Bill was expected to cause significant flooding along the Bermuda coastlines over Friday and Saturday and Bermuda issued a tropical storm warning. Dangerous waves and riptides were likely along most of the eastern U.S. coast over the weekend.

Bermuda's storm warning means winds of 40 mph or more were expected to arrive within a day, and the island remained under a hurricane watch that indicated even stronger winds were possible within 36 hours.

Thursday's warning came a day after former U.S. President Bill Clinton and his wife, Secretary of State Hillary Rodham Clinton, arrived in Bermuda on Wednesday for a 3- or 4-day getaway.

The government urged islanders to secure boats and finish other storm preparations by Friday afternoon. Officials put up warning signs at beaches along the south shore because of large swells and dangerous rip currents expected ahead of the storm. Home Affairs Minister Walter Roban urged people not to swim until further notice.

Some flight delays are possible, said Aaron Adderley, general manager of Bermuda's L.F. Wade International Airport.

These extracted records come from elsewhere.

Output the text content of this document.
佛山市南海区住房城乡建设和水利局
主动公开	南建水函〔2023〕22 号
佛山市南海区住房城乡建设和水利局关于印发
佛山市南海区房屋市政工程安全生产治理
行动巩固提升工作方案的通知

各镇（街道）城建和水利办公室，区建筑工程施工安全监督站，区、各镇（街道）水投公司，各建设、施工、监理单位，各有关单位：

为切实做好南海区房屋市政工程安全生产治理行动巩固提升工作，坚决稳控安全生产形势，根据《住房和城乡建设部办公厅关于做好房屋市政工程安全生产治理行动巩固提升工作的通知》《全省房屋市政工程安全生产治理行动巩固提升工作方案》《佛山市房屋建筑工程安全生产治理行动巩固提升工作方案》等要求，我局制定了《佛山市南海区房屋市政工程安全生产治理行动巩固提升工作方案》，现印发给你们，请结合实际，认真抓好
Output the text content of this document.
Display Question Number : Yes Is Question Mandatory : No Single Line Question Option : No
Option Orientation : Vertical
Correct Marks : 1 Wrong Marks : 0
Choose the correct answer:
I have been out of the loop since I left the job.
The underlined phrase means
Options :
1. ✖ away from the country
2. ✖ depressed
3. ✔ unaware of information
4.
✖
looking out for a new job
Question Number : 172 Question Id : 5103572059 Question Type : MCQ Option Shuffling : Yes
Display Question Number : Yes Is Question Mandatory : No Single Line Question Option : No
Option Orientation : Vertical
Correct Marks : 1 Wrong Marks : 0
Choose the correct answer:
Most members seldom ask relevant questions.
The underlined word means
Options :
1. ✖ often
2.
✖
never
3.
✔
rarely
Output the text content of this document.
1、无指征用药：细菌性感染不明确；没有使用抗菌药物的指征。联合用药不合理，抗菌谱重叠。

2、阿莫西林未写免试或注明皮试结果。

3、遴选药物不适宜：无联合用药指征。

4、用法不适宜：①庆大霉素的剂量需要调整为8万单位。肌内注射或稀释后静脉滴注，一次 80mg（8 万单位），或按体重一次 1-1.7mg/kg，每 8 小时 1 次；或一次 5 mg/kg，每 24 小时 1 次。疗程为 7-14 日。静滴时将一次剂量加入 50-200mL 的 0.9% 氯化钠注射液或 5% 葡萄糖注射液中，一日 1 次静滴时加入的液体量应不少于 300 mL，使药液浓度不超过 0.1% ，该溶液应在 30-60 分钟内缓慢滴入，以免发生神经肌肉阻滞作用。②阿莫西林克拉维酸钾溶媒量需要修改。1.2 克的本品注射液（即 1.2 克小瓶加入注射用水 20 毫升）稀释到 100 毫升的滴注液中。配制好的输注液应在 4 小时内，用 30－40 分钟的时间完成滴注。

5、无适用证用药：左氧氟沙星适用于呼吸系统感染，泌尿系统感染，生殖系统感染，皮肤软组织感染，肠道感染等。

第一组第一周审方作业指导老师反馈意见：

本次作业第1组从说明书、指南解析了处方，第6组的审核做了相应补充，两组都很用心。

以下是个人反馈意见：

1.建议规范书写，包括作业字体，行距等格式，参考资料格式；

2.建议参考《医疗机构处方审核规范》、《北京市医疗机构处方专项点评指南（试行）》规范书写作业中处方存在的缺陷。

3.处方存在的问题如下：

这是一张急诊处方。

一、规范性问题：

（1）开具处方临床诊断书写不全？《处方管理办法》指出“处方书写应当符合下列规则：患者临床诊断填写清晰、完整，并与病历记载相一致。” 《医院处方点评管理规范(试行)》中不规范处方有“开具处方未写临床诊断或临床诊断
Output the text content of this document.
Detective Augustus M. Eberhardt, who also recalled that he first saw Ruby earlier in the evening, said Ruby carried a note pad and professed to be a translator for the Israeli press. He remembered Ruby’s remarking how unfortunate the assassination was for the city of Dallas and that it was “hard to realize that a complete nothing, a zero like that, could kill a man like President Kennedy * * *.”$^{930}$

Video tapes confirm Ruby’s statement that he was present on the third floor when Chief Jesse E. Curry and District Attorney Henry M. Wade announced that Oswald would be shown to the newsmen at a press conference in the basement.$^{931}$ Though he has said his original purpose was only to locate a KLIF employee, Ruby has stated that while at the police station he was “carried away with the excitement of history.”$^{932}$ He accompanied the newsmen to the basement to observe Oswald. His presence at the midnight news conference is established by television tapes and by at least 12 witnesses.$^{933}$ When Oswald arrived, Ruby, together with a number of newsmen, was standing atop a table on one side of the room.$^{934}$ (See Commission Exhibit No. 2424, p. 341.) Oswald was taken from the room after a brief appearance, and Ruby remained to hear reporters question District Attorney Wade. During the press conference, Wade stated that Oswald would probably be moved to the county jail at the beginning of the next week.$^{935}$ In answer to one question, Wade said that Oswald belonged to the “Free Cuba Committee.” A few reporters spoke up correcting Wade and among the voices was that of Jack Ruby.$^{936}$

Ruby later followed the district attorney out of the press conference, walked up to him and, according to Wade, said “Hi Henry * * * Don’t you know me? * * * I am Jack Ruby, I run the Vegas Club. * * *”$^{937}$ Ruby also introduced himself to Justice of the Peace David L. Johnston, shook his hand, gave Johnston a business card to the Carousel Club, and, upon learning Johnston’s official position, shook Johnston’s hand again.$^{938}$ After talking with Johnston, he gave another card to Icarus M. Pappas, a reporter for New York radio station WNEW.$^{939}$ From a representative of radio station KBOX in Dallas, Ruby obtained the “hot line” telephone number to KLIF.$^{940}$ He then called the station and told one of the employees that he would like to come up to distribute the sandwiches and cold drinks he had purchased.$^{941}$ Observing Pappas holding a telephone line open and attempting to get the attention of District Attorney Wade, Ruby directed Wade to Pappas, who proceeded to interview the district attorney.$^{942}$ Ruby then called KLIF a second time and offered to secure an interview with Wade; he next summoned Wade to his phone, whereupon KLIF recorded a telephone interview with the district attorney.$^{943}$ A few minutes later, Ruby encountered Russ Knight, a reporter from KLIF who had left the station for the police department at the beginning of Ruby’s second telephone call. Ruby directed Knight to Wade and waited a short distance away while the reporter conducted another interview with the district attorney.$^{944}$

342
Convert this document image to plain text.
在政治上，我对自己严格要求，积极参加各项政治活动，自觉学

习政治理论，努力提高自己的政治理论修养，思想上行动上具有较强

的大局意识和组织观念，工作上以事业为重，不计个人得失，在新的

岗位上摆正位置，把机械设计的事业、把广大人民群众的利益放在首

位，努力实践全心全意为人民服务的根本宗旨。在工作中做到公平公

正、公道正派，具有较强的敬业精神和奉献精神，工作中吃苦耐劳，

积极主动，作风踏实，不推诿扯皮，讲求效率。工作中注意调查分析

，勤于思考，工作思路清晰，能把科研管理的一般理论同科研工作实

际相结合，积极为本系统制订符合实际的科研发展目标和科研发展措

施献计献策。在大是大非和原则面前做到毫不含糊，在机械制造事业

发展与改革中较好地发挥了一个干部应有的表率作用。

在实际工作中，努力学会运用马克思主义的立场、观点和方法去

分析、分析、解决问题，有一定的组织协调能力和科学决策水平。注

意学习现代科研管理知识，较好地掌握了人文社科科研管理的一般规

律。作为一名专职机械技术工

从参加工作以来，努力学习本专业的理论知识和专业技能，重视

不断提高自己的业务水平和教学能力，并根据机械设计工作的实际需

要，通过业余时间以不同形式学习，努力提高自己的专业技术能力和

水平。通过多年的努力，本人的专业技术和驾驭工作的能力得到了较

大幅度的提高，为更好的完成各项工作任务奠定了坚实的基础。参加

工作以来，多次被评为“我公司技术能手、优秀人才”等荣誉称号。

"At this point, it's fair to say that one can expect some disruption - but to what extent, remains to be seen," he said.

At the 9 Beaches resort on Bermuda's western coast, general manager Robin Gilbert said some guests were leaving early but that roughly 100 were planning to stay.

"We're certainly going to have the bar open," said Gilbert, who added he's not expecting Bill's effects to be worse than what they'd get from a mild winter storm.

The storm's center is expected to pass between Bermuda and the U.S. eastern coast on Saturday. Forecasters said large swells from the storm were affecting Puerto Rico, Hispaniola, The Bahamas and Bermuda on Thursday. They warned that the swells could cause extremely dangerous surf and rip currents at beaches on one of the final weekends of summer.

"Those swells are known to be deadly," said Eric Blake, a hurricane specialist at the National Hurricane Center. "It's just going to be very dangerous this weekend."

The center's five-day track showed Bill staying well out to sea off the southern and northern U.S. coast. Bill was forecast to inch closer to shore as it moves north but only come close to landfall in Canada's Maritime provinces before veering back out into the North Atlantic.

At 5 a.m. EDT Friday, the storm was centered about 425 miles south of Bermuda, or about 865 miles southeast of Cape Hatteras, N.C., and was moving northwest around 17 mph.

Bill is the first Atlantic hurricane this year after a quiet start to the season that runs from June through November. The Miami center lowered its Atlantic hurricane outlook on Aug. 6 after no named tropical storms developed in the first two months.

The revised prediction was for three to six hurricanes, with one or two becoming major storms with winds over 110 mph. Researchers at Colorado State University have also lowered their Atlantic season forecast to four hurricanes, two of them major.

This program aired on August 20, 2009. The audio for this program is not available.